Moon’s dark regions, visible to the naked eye, known as the ‘mare’, are remnants of a violent history of the Solar System. There are no records of these violent events on our dynamic Earth.
- Moon, having changed very little in the last billions of years, provides us a window to ponder over the past. The large mare regions on the near side of the Moon that we always see from Earth, mainly consists of basalts which are volcanic rocks. These regions hold the key to how the Moon cooled and evolved and what were the sources of heat that melted and crystallized the material to the present day rocks.
- The Apollo, Luna, and Chang’E-5 missions have brought to Earth an extensive collection of mare basalts.
- Apollo mare basalts date back to the age of 3.8–3.3 Ga (Ga = one Billion years) and were collected from a region unusually rich in potassium (K), rare Earth elements (REE), and phosphorous (P) (together called as KREEP), known as Procellarum KREEP Terrane (PKT).

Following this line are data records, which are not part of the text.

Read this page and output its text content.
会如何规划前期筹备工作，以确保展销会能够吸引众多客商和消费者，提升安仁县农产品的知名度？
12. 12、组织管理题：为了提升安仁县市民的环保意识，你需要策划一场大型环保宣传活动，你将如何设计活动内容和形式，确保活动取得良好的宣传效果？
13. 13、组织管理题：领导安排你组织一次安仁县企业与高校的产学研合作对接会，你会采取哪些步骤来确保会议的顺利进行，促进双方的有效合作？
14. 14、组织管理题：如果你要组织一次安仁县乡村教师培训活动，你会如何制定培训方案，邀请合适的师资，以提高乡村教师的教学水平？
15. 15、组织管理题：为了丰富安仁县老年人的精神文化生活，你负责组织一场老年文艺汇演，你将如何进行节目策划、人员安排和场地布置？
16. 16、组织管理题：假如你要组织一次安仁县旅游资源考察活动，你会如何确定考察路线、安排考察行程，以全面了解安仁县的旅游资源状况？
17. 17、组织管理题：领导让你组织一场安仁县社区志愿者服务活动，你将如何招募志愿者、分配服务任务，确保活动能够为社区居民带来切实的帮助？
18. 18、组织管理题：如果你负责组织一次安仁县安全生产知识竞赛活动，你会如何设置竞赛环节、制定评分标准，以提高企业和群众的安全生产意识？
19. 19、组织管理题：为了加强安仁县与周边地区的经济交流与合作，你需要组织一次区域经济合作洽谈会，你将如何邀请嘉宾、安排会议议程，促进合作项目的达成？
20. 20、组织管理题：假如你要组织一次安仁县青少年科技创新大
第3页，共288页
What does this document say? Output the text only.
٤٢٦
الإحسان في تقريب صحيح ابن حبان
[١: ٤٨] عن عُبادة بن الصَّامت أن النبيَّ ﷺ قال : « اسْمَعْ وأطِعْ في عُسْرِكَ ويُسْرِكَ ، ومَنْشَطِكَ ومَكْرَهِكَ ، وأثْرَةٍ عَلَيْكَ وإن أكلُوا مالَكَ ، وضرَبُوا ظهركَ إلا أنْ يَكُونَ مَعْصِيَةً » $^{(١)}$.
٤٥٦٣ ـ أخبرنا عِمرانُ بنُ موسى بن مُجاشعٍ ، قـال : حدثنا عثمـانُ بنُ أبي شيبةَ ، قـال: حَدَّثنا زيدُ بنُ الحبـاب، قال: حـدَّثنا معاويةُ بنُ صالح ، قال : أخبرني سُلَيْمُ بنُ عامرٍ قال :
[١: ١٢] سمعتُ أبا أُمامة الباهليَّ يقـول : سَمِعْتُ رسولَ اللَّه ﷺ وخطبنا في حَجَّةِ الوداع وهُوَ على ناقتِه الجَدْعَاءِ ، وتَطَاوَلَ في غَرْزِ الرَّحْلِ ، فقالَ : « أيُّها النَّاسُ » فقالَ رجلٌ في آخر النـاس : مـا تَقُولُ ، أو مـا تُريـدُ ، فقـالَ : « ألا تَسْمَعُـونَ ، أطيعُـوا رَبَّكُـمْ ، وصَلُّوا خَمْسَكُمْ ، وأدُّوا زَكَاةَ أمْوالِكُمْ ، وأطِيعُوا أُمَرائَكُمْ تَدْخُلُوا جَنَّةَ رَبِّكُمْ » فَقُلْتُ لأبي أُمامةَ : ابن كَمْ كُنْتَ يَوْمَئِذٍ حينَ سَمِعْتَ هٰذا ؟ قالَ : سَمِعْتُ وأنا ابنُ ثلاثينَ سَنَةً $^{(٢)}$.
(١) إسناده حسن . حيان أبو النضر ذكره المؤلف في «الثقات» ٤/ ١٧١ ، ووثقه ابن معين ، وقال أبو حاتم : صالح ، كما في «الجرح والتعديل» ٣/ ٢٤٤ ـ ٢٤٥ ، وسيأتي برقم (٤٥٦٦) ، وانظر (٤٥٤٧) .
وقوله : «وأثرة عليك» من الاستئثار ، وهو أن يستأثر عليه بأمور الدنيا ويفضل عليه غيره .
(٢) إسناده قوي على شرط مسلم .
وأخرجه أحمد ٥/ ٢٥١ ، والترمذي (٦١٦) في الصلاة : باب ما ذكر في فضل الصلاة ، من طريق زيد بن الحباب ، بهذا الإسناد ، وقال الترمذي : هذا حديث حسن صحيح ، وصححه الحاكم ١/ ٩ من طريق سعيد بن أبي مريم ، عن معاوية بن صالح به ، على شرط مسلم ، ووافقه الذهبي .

These are rich in radioactive elements that provided the heat to melt rocks resulting in KREEP rich basalts.
- Are there alternate ways for melting on the Moon?
- A team of scientists from Physical Research Laboratory (PRL), Ahmedabad, India, USA and Japan have found a unique group of ancient lunar basaltic meteorites with very low abundance of KREEP. This suggests that these meteorites must have come from a region different from PKT. The samples studied in this work are: (i) Lunar meteorite Asuka-881757 found in 1988 at Antartica, collected by National Institute of Polar Research, Japan, (ii) Lunar meteorite Kalahari 009 found in 1999 at Kalahari Desert in South Africa, (iii) Samples collected by Russian Luna-24 mission (location shown on the map).
- The calculations show that these basalts must be a result of low-pressure melting in the Moon, similar to those in other terrestrial bodies, such as Earth and Mars. Further they show that these basalts originated from a cool, shallow, and compositionally distinct part of the lunar interior.
- This finding suggests that the Moon’s interior melted in the form of basalt magmatism from as early as 4.3–3.9 Ga globally to a more localized scenario in the PKT region later (3.8–3.0 Ga). Fundamentally these new results challenge currently proposed scenarios for the generation of basalts and propose an additional new regime that might be more common on the Moon globally.